Introduction
TileDB Cloud’s serverless, elastic, distributed compute infrastructure allows you to scale as the data analysis requirements grow, while optimizing the total cost of operations. Enjoy phenomenal scale, staying compliant within one trusted research environment that governs your data.
TileDB Cloud’s scaling and efficiencies allow you to run analysis and workflows to enable rapid experimentation, which ultimately expedites discovery.
Architecture
TileDB Cloud architecture is designed to scale elastically without user interactions. A major difference from traditional databases and traditional computation cluster solutions is the fact that, as a direct user, you do not need to worry about manually spinning up a cluster or having to wait for IT to provision additional resources. Instead, we designed TileDB Cloud so that the infrastructure is completely elastic, and compute resources are automatically provisioned. TileDB Cloud is built on top of Kubernetes as its provisioning infrastructure.
Multi-region
TileDB Cloud is designed to support multi-region deployments where data can be stored securely in the region of choice, and all compute is moved to the region where the data lives. This allows for both security and performance by limiting data movement.
Scalable data access
Scalability starts with the being able to access large quantities of data in a fast, efficient, and serverless manner. Visit Slicing for more details on how TileDB supports efficient data access. TileDB Cloud uses centralized scalable storage such as object stores like Amazon S3 that allow for highly parallel and concurrent requests. High-performance, centralized storage combined with the elastic computation capabilities allow for you to achieve extreme scale in a cost-effective manner.
Task graphs
TileDB Cloud’s task graphs provide the foundation for large-scale computations.
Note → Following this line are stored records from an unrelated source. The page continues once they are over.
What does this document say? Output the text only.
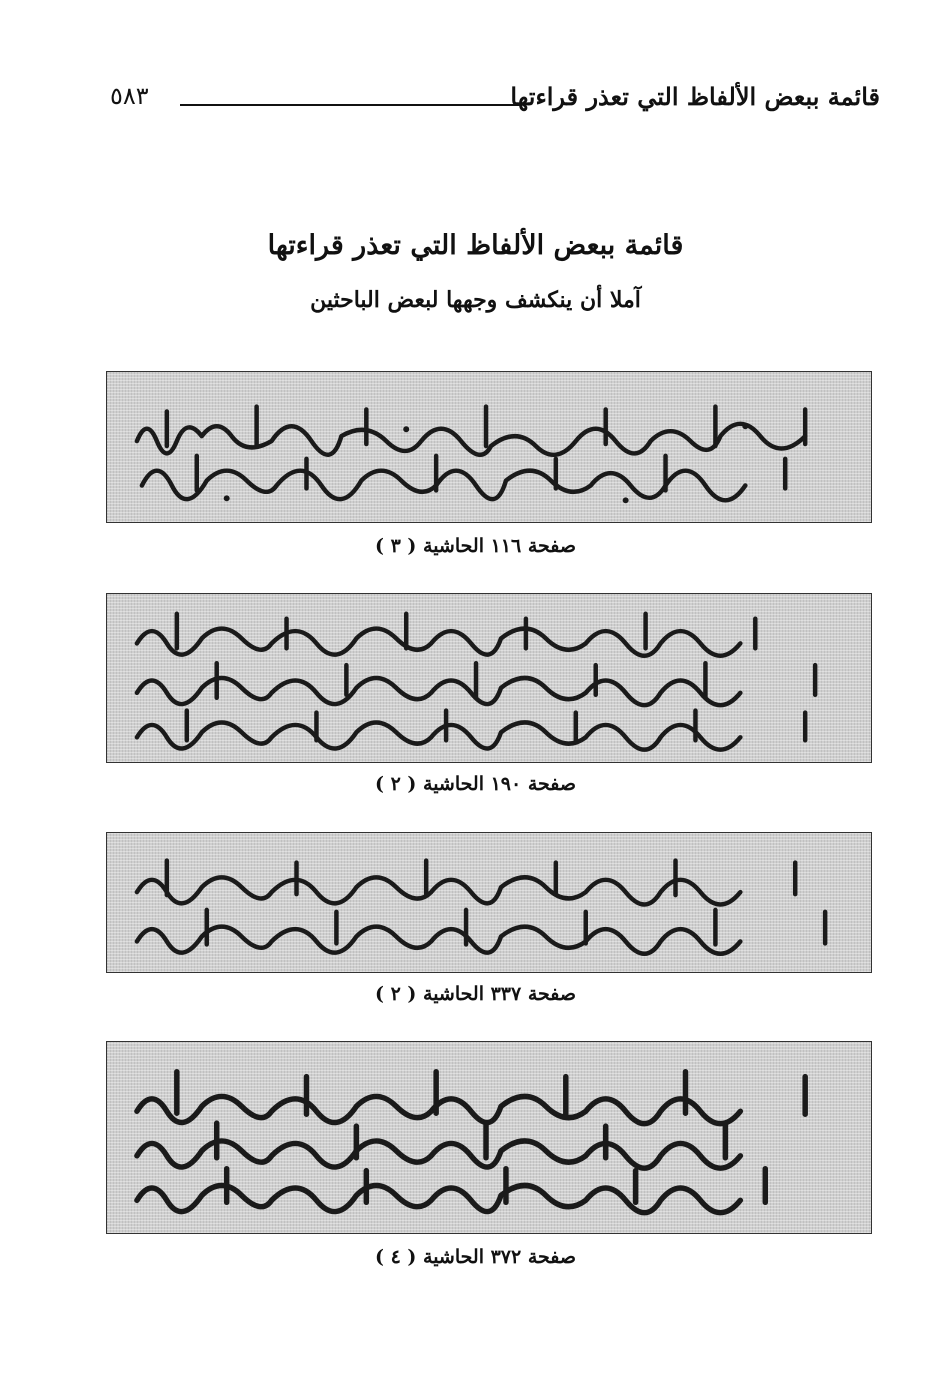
قائمة ببعض الألفاظ التي تعذر قراءتها
٥٨٣
قائمة ببعض الألفاظ التي تعذر قراءتها
آملا أن ينكشف وجهها لبعض الباحثين
صفحة ١١٦ الحاشية ( ٣ )
صفحة ١٩٠ الحاشية ( ٢ )
صفحة ٣٣٧ الحاشية ( ٢ )
صفحة ٣٧٢ الحاشية ( ٤ )
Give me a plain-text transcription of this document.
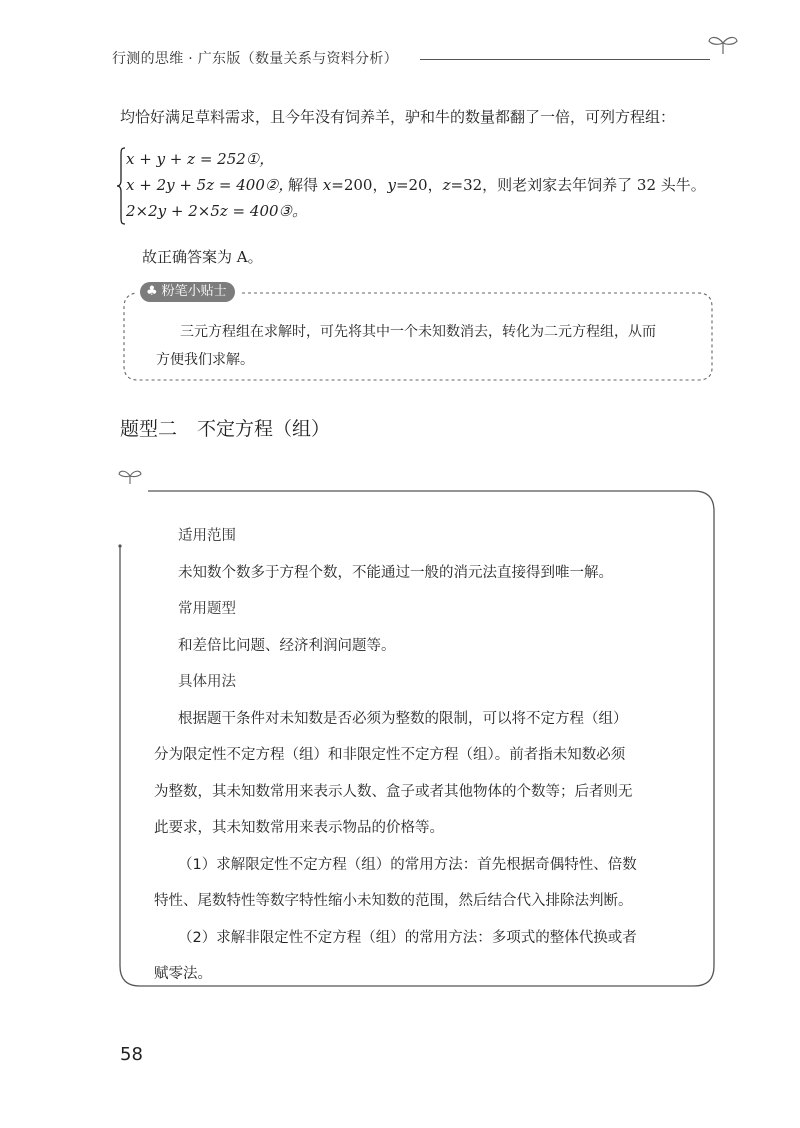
行测的思维 · 广东版（数量关系与资料分析）
均恰好满足草料需求，且今年没有饲养羊，驴和牛的数量都翻了一倍，可列方程组：
x + y + z = 252①，
x + 2y + 5z = 400②，
2×2y + 2×5z = 400③。
解得 x=200，y=20，z=32，则老刘家去年饲养了 32 头牛。
故正确答案为 A。
♣ 粉笔小贴士
三元方程组在求解时，可先将其中一个未知数消去，转化为二元方程组，从而
方便我们求解。
题型二 不定方程（组）
适用范围
未知数个数多于方程个数，不能通过一般的消元法直接得到唯一解。
常用题型
和差倍比问题、经济利润问题等。
具体用法
根据题干条件对未知数是否必须为整数的限制，可以将不定方程（组）
分为限定性不定方程（组）和非限定性不定方程（组）。前者指未知数必须
为整数，其未知数常用来表示人数、盒子或者其他物体的个数等；后者则无
此要求，其未知数常用来表示物品的价格等。
（1）求解限定性不定方程（组）的常用方法：首先根据奇偶特性、倍数
特性、尾数特性等数字特性缩小未知数的范围，然后结合代入排除法判断。
（2）求解非限定性不定方程（组）的常用方法：多项式的整体代换或者
赋零法。
58
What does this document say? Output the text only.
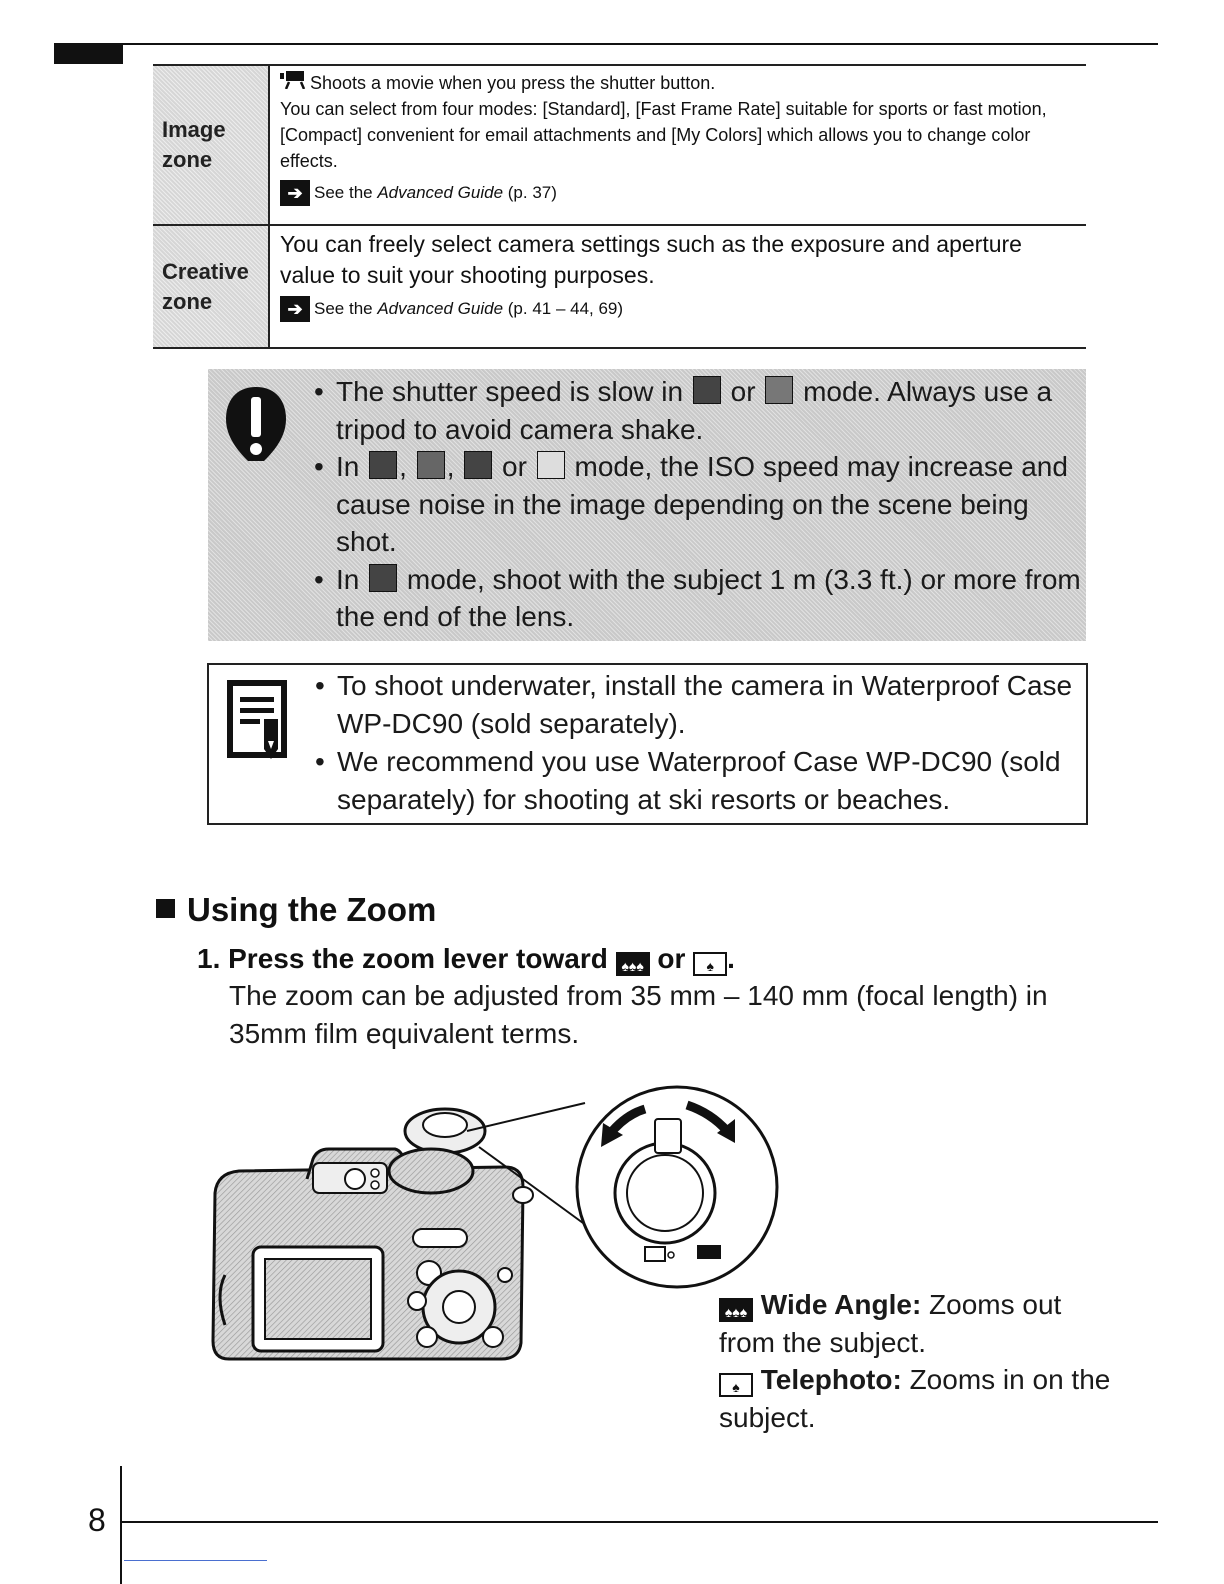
Image zone
Shoots a movie when you press the shutter button.
You can select from four modes: [Standard], [Fast Frame Rate] suitable for sports or fast motion, [Compact] convenient for email attachments and [My Colors] which allows you to change color effects.
➔ See the Advanced Guide (p. 37)
Creative zone
You can freely select camera settings such as the exposure and aperture value to suit your shooting purposes.
➔ See the Advanced Guide (p. 41 – 44, 69)
• The shutter speed is slow in  or  mode. Always use a tripod to avoid camera shake.
• In , ,  or  mode, the ISO speed may increase and cause noise in the image depending on the scene being shot.
• In  mode, shoot with the subject 1 m (3.3 ft.) or more from the end of the lens.
• To shoot underwater, install the camera in Waterproof Case WP-DC90 (sold separately).
• We recommend you use Waterproof Case WP-DC90 (sold separately) for shooting at ski resorts or beaches.
Using the Zoom
1. Press the zoom lever toward ♠♠♠ or ♠ .
The zoom can be adjusted from 35 mm – 140 mm (focal length) in 35mm film equivalent terms.
♠♠♠ Wide Angle: Zooms out from the subject.
♠ Telephoto: Zooms in on the subject.
8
Task graphs are built to support both real-time analytics and large-scale, distributed jobs. This allows for adaptability to fit different use cases. Most task systems either support batch-style operations or smaller, real-time use cases, but not both.
Task graphs allow for heterogeneous resources and heterogeneous tasks. Different languages, different functions, and a mixing of SQL, Python, and R are all supported in a single task graph.
Serverless SQL
TileDB Cloud’s support for tables and serverless SQL can be used in conjunction with task graphs to provide the ability to run large-scale, distributed SQL tasks, along with using the input or output of SQL along with any function as part of a task graph.
User-defined functions
TileDB Cloud’s user-defined functions allow you to run any arbitrarily-defined Python or R function. Along with Serverless SQL, user-defined functions support heterogeneous compute and building complex task graphs.
Workflows
TileDB Cloud supports Nextflow workflows. This allows for running of pipelines from nf-core and building your own custom pipelines to run on top of TileDB Cloud’s computation infrastructure.